Turing's story plays out in this film in three stages of his life: in the 1920s when he when he was a teenager at a British all-boys boarding school, during the war years 1940-1945 when he was first part of and then allowed (very, very reluctantly by his bosses much less bright than he and his colleagues ever were) to lead the U.K.'s Bletchley Park Enigma code-breaking unit (code-named ULTRA) and then in the early 1950s after he was arrested for a (homosexual) morals charge.  As a teenager, he is played by Alex Lawther, as an adult, engagingly and magnificently throughout by Benedict Cumberpatch (Cumberpatch is almost certainly going to get an academy Award Nomination for his performance in this film and despite some other excellent performances by other actors in other films this year, I'd hand him the Oscar now). 

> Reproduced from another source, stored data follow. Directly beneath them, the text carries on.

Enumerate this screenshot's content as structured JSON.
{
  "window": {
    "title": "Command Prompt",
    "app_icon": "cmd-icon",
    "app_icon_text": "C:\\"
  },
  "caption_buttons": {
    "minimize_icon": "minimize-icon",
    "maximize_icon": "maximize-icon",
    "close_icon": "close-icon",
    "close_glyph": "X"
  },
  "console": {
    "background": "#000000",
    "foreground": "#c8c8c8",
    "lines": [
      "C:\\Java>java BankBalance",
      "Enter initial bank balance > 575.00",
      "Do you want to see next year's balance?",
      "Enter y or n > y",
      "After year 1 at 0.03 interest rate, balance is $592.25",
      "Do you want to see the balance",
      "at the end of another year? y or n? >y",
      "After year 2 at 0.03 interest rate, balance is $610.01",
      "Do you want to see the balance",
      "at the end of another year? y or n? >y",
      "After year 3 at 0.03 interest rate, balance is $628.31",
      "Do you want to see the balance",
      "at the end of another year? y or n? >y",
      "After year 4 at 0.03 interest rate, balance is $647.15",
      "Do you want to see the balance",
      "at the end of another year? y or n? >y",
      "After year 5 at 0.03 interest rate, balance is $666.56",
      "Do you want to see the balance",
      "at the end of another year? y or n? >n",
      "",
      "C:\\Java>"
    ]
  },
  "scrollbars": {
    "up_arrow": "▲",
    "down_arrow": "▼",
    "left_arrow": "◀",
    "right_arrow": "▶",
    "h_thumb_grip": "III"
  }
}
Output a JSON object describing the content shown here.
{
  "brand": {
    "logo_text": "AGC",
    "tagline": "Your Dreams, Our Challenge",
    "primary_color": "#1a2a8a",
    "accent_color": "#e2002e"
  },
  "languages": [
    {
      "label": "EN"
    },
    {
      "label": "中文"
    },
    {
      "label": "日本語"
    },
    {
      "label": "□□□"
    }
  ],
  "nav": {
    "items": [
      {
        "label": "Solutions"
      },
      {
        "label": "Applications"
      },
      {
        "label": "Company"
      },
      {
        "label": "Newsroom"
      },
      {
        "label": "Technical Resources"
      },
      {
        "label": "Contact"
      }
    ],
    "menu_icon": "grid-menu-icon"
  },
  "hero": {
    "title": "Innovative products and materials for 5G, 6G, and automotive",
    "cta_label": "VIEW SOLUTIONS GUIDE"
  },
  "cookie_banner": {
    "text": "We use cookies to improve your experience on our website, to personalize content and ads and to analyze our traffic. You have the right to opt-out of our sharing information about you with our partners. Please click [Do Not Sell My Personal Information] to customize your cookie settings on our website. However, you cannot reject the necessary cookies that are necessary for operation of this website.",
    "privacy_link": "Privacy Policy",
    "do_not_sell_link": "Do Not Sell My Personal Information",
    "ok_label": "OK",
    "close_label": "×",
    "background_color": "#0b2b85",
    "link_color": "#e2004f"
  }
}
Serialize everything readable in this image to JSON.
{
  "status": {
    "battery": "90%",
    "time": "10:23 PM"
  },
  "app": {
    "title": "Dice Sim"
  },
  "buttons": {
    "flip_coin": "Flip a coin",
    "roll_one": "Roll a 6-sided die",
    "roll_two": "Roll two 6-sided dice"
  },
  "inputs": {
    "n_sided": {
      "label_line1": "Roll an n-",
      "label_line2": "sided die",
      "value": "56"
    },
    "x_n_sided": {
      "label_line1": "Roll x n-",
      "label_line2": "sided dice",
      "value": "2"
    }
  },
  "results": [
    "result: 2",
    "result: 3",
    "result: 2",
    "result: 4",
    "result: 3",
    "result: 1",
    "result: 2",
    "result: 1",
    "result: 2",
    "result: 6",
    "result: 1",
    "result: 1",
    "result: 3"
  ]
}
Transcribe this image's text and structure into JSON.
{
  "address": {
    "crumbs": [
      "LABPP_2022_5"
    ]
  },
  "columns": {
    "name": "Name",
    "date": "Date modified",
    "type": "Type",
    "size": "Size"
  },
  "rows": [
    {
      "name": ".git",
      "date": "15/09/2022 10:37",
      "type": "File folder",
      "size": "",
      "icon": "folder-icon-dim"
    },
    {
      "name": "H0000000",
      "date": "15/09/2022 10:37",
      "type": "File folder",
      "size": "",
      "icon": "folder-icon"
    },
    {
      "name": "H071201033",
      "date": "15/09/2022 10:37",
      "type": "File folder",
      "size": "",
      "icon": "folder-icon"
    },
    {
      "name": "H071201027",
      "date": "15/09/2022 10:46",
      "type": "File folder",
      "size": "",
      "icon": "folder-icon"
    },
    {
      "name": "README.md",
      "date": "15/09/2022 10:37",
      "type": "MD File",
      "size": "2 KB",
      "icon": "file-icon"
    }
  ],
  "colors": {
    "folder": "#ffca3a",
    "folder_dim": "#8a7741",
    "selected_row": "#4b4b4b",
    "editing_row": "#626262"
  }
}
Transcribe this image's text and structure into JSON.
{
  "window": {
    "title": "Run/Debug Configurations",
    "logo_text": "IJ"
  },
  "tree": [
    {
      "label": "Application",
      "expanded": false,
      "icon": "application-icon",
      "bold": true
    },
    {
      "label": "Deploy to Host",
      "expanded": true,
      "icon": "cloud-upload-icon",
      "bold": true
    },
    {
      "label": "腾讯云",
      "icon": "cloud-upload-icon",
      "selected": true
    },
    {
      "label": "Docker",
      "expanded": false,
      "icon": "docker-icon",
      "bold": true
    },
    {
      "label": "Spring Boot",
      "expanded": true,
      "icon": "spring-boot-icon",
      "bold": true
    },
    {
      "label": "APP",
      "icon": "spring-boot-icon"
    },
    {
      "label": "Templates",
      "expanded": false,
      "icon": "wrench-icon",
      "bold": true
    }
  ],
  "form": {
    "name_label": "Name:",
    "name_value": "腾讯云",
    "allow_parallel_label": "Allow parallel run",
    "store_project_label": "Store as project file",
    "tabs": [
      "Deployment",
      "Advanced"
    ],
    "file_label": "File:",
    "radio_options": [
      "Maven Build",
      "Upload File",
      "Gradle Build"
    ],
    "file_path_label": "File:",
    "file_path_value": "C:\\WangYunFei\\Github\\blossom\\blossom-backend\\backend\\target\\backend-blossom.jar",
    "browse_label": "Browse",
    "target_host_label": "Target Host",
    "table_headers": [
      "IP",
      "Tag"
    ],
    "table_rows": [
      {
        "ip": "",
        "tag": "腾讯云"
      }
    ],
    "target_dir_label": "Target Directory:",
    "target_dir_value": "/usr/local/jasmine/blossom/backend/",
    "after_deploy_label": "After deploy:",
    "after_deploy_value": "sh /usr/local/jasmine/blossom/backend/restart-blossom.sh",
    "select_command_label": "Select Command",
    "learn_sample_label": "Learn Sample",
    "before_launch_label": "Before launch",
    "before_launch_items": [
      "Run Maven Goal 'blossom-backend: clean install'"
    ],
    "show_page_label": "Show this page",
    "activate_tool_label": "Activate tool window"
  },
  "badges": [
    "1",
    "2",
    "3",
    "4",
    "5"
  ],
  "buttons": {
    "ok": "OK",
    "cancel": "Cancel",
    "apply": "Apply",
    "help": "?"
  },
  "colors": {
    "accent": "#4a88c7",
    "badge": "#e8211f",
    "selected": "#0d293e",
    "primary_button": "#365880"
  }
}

As could be imagined from the hints already given above, this is a fairly challenging story to put on screen.  First of all, Turing was an interesting character -- brilliant but perhaps almost necessarily odd.  Second, while his role in breaking the Enigma code was certainly significant, the film really plays the Polish contributions the code's breaking with almost categorical racist (WASP in the worst possible way) disrespect.  And yet, after the war, BECAUSE HOMOSEXUALITY WAS STILL A CRIME IN BRITAIN, Turing, without a doubt A LEGITIMATE WAR HERO (if only the public and EVEN CIVIL AUTHORITIES of the time would have / could have known) was DESTROYED for not fitting the heterosexual norm: Given a choice of PRISON or "hormonal therapy" (for A BLOW JOB ...) he chose the latter so that he could continue his work in the then still infant science of computer engineering.  In 1954, he died as a result of (probably) committing suicide...

The film's thematics, IMHO are excellent: Can we accept diversity AS A GIFT?  It did take someone who was "odd" (and not just that he was gay, even today, he'd probably be considered "socially challenged" / "odd") to do something next to unimaginable.  Yet, I do wish this was done in a manner that did give DUE CREDIT to the Poles (who are AS WHITE AS CAN BE and yet _still_ considered by more "Anglo" / "Aryan" whites to be SOMEHOW NECESSARILY "LESS" than they ...).

Sigh ... _excellent film_ otherwise, but 1 1/2 to 2 Stars ... (and I do think I'm being kind here on account of its _otherwise excellent message_).